The product's claim to better rinsing was due to its incorporation of sodium silicate as a buffer rather than, or in addition to, the more commonly used sodium carbonate. The hard water calcium precipitate formed with metasilicate tends to be finer and hence less likely to be trapped in cloth than the chalky calcium carbonate.

In the 1950s, sales plummeted when a new detergent, Tide, manufactured by rival Procter & Gamble, proved to be much more popular. Rinso was revamped in the early 1950s as a detergent with added bluing agent, and was branded and distinctively packaged as Rinso Blue, to differentiate it from the still available Rinso White soap powder. By the mid-1960s the soap product was discontinued. The detergent was again reformulated, and given a new name, Sunshine Rinso. The justification for the name change was that the new and improved Rinso now had "sunshine whiteners". There was heavy ad backing (for example, a heavily played commercial during this time period was a pop version of a Sunshine Rinso jingle, set to You Are My Sunshine). Sales did not improve appreciably, and Rinso eventually disappeared from store shelves by the mid-1970s, although the liquid detergent Rinso Blue could still be seen on American shelves as recently as the late 1980s.
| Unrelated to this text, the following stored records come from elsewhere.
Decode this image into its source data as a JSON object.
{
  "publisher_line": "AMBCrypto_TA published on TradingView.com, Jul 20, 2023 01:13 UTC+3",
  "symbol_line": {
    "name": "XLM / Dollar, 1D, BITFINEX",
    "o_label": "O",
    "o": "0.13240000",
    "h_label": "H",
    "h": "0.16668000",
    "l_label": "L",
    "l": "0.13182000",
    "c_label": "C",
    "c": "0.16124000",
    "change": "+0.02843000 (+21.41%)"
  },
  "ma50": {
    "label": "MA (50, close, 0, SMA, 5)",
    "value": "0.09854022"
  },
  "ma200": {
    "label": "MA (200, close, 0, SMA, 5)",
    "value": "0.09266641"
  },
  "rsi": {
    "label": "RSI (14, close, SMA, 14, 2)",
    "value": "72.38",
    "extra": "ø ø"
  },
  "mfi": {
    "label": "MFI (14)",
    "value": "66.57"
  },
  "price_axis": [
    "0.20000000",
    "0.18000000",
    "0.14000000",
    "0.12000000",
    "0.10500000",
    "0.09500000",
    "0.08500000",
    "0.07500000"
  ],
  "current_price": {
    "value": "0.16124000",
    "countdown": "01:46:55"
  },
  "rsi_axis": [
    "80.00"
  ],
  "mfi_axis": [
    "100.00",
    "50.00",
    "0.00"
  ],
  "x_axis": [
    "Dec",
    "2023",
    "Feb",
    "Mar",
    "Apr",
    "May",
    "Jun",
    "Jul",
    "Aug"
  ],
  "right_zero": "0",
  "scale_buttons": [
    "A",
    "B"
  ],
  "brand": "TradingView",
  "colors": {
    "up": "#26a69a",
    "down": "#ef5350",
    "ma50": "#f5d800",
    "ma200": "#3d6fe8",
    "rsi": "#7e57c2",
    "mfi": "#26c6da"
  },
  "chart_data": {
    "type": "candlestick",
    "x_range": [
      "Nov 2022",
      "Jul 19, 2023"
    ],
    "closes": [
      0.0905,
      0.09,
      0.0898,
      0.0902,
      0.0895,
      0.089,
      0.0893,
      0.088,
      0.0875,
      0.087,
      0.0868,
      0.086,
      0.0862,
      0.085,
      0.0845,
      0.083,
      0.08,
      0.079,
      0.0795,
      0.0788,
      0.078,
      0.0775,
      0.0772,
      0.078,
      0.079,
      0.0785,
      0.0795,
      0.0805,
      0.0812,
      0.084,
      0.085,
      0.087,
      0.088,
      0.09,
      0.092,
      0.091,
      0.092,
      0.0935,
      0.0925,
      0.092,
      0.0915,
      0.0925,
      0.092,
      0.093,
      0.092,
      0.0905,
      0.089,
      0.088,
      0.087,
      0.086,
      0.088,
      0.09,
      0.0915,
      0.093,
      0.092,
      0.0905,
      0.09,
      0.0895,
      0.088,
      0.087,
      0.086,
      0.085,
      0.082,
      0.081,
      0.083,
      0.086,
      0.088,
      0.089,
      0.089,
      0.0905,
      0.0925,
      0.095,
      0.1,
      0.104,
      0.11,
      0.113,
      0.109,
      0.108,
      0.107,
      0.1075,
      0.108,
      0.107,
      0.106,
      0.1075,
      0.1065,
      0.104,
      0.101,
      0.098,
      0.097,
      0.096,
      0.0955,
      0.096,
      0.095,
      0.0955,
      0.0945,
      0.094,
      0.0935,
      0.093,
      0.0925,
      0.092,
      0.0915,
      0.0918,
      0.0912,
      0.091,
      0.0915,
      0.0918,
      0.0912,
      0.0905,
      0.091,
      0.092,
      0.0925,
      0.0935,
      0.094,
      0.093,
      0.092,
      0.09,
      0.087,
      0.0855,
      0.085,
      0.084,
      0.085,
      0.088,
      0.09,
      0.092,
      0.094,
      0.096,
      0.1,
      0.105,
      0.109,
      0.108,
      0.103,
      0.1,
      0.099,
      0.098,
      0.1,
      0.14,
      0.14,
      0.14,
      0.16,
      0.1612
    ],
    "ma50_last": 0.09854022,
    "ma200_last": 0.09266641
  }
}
In 1953 it was the first laundry soap brand introduced in Brazil. Despite being out of production in the country for decades, "Rinso" is still slang for "laundry soap" in some areas in the south of Brazil.

In 1992, the Southern California-based 99 Cents Only Stores purchased the rights to the name "Rinso" from Unilever for use in the United States. Rinso brand cleaning supplies were prominently displayed in their stores.

The Rinso brand was replaced by Unilever with Surf in its four major markets. However, Rinso is still made by Unilever for the Turkish, Asian, and Central American markets. In September 1970, Rinso was launched in Indonesia as the nation's first detergent brand. As of 2013, Rinso leads the Indonesian detergent market.